Scott DeSeelhorst made the choice of 2013 Idaho Winery of the Year an easy pick when his Snake River Winery earned a trio of double gold medals, a gold medal and Best in Show last fall at the 2012 Idaho Wine Competition.
One of those wines — the 2009 Arena Valley Vineyard Estate Cabernet Sauvignon — then went on to win a Platinum at Wine Press Northwest’s Platinum Competition. It was only the second time in the event's 13-year history that a red wine made with Idaho fruit achieved a Platinum.
“That was really exciting,” said DeSeelhorst, who not only makes the wine but also manages 70 acres of vines. “I think a lot of it comes down to me knowing the vineyard, and that’s actually my favorite part of all this — being in the vineyard. It’s such a rewarding thing and the most dynamic part.”
DeSeelhorst, 47, relies the 30-year-old Arena Valley Vineyard for nearly all his wines. The 2009 Reserve and 2010 Sangiovese came off the bowl-shaped site near Parma, but the other gold medal winner was grown in Martin Family Vineyard — across the Snake River in Adrian, Ore.
Yet there’s a special satisfaction that comes with the Platinum because it was judged alongside other bottles of Northwest-made Cabernet Sauvignon that also won gold medals.
“You don’t see a lot of vineyards in Idaho that can ripen Cabernet Sauvignon,” DeSeelhorst said. “I like to shoot for an Old World style with it, but I’m letting the Cab hang a bit more to build sugars. That 2009 got to 25 brix.”
That he offers that wine for $16 makes it even more remarkable.
“The Cabernet has been very consistent for us,” DeSeelhorst said. “I’ve kept the tonnage at around 2 tons per acre for the past seven or eight years, but in 2009 I did a bit more new French oak with the dollar bouncing back against the Euro.”
He purchased the vineyard in 1998, then analyzed the performance of each block. The Chardonnay was planted in 1983. Four years later came Riesling, Cabernet Sauvignon and Merlot.

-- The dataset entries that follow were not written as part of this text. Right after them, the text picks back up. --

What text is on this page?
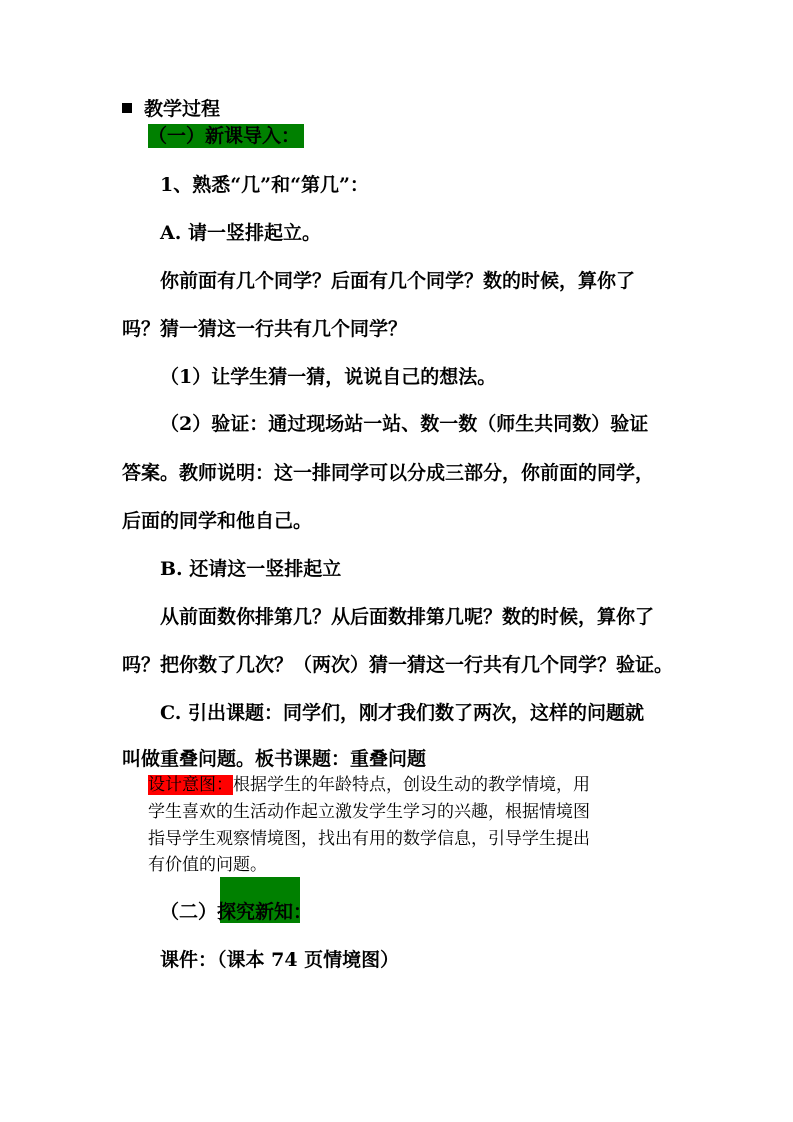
教学过程
（一）新课导入：
1、熟悉“几”和“第几”：
A. 请一竖排起立。
你前面有几个同学？后面有几个同学？数的时候，算你了
吗？猜一猜这一行共有几个同学？
（1）让学生猜一猜，说说自己的想法。
（2）验证：通过现场站一站、数一数（师生共同数）验证
答案。教师说明：这一排同学可以分成三部分，你前面的同学，
后面的同学和他自己。
B. 还请这一竖排起立
从前面数你排第几？从后面数排第几呢？数的时候，算你了
吗？把你数了几次？（两次）猜一猜这一行共有几个同学？验证。
C. 引出课题：同学们，刚才我们数了两次，这样的问题就
叫做重叠问题。板书课题：重叠问题
设计意图：根据学生的年龄特点，创设生动的教学情境，用
学生喜欢的生活动作起立激发学生学习的兴趣，根据情境图
指导学生观察情境图，找出有用的数学信息，引导学生提出
有价值的问题。
（二）探究新知：
课件：（课本 74 页情境图）
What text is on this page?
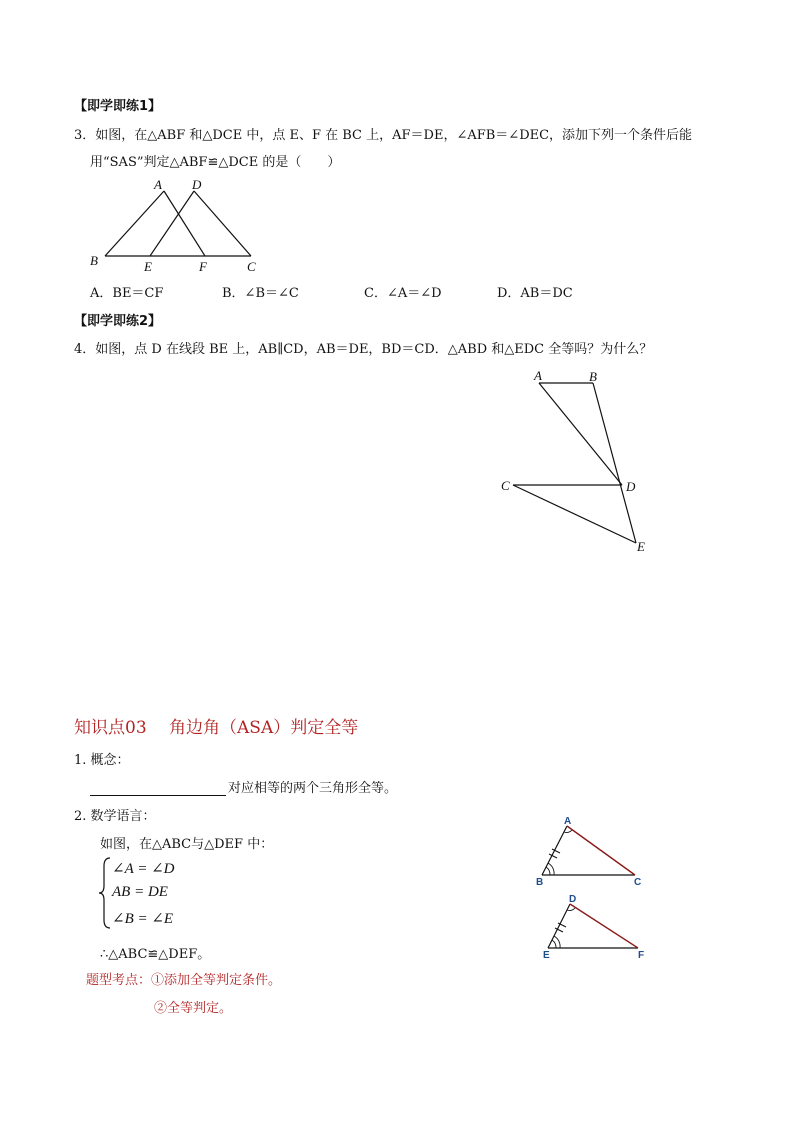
【即学即练1】
3．如图，在△ABF 和△DCE 中，点 E、F 在 BC 上，AF＝DE，∠AFB＝∠DEC，添加下列一个条件后能
用“SAS”判定△ABF≌△DCE 的是（　　）
A D
B	E	F	C
A．BE＝CF	B．∠B＝∠C	C．∠A＝∠D	D．AB＝DC
【即学即练2】
4．如图，点 D 在线段 BE 上，AB∥CD，AB＝DE，BD＝CD．△ABD 和△EDC 全等吗？为什么？
A	B
C	D
E
知识点03　 角边角（ASA）判定全等
1. 概念：
对应相等的两个三角形全等。
2. 数学语言：
如图，在△ABC与△DEF 中：
∠A = ∠D
AB = DE
∠B = ∠E
∴△ABC≌△DEF。
题型考点：①添加全等判定条件。
②全等判定。
A
B	C
D
E	F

“We did a major replanting in 2001,” he said. He’s emerged with a fascinating vineyard (2,300 feet elevation) that includes Barbera, Blauer Zweigelt, Orange Muscat, Tempranillo, Touriga Naçional and Rhône varieties Grenache, Syrah and Mourvèdre. The passion for experimentation continues as he explores possibilities for the Austrian variety Grüner Veltliner and the Italian white Vermentino.
“I really like Malbec,” he said. “I think it will be a great grape for Idaho. It’s a middle-to-late ripener and a good, hardy plant.”
And, of course, there’s Riesling — Idaho’s most abundant variety.
“I ramped up production in 2012,” DeSeelhorst said. “We’re going to be bottling that in a couple of months, and it’s going to be awesome. It got extra hangtime in the fall, so the grapes got nice and golden. We’re doing 2,000 cases of Riesling, which is a BIG step for us, but it’s been selling.”
“The growing year was good as I’ve seen straight across the board — phenomenal,” DeSeelhorst said. “We had early bud break, a good spring and everything ripened 100 percent. I’m really excited about the 2012 wines.”
He and several other Treasure Valley winemakers are a bit worried about the potential of bud damage in 2013 as a result of a long stretch of single-digit temperatures in January.
He’s learned about winemaking and grape growing via UC-Davis course work and tips from Idaho winemakers, but DeSeelhorst’s appreciation for food and wine developed while he graduated from the Scottsdale (Ariz.) Culinary Institute. Business acumen came as a commodities broker in Chicago, and he continues to serve as a manager in his family’s Solitude Mountain Resort near Salt Lake City. Traditionally, the ski resort comes to life about the time DeSeelhorst puts his newly crushed wines to bed.
“Once pruning starts, I spend quite a bit more time at the winery,” he said.
Meanwhile, his wife, Susan, a Boise native, oversees the Snake River Winery tasting room in the vibrant BoDo district near the state Capitol.
“My wife is a retail genius, and she’s done very well with the couple of ski shops she runs in Solitude,” he said.
A handful of smartly priced gold medals makes sales a bit easier, too.